In fact, Croker aggravated the situation through his involvement in Bryan’s presidential campaign. In 1896, with Croker out of the country, Tammany Hall had not supported Bryan. In 1900, the boss first saw to it that the New York delegation endorsed Bryan, and then played a major role at the Democratic National Convention. Meanwhile, Republicans nominated an enemy of Tammany Hall for vice president: Governor Theodore Roosevelt of New York. Roosevelt stumped vigorously throughout the country, continually assailing Croker, and Bryan for associating with the corrupt boss. The effectiveness of the anti-Croker campaign became apparent at a Democratic rally in Madison Square Garden during which Bryan ridiculed “McKinley prosperity” and lambasted “the trusts.” When the Great Commoner rhetorically asked, “They say we are prosperous. Who’s we?” A voice from the audience bellowed back, “Croker!” provoking a roar of laughter from the crowd.

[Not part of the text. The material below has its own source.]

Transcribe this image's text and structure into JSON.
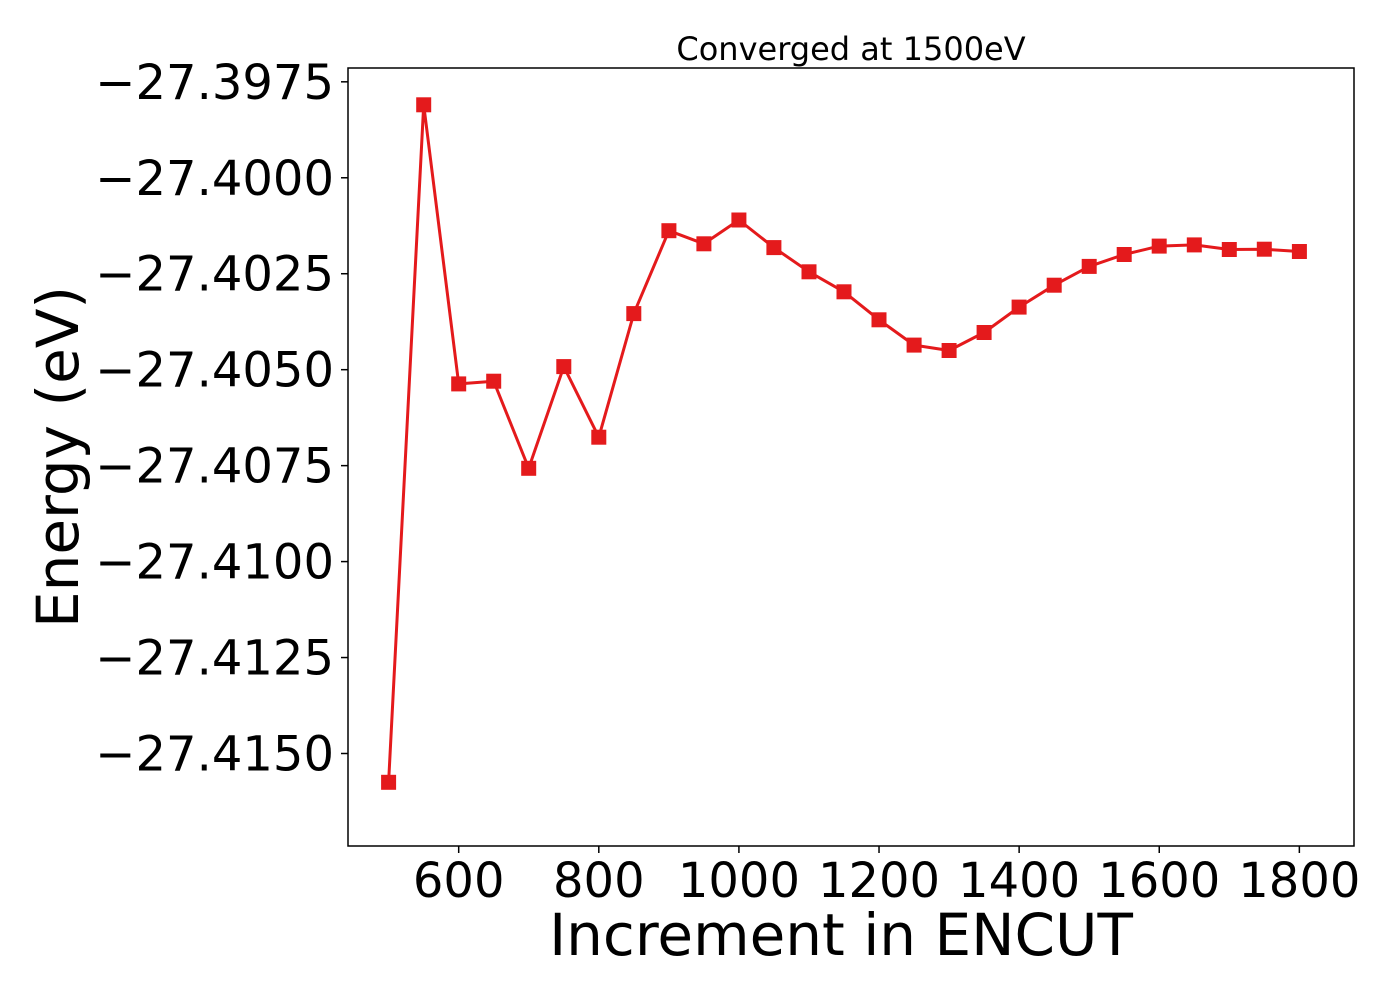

In November 1900, Bryan lost the presidential election, and American Ice soon lost its monopoly status. In early 1901 Vice President-elect Roosevelt, in his final days as governor, fired the New York City district attorney, Asa Bird Gardiner, a Tammany associate, and signed legislation abolishing the office of police chief, thus turning out the current corrupt chief, William Devery, another Tammany man. In 1901, reformer Seth Low defeated the Tammany candidate, Edward Shepard, in the mayoral race. In early 1902, Croker resigned from Tammany Hall and moved to his estate in Ireland.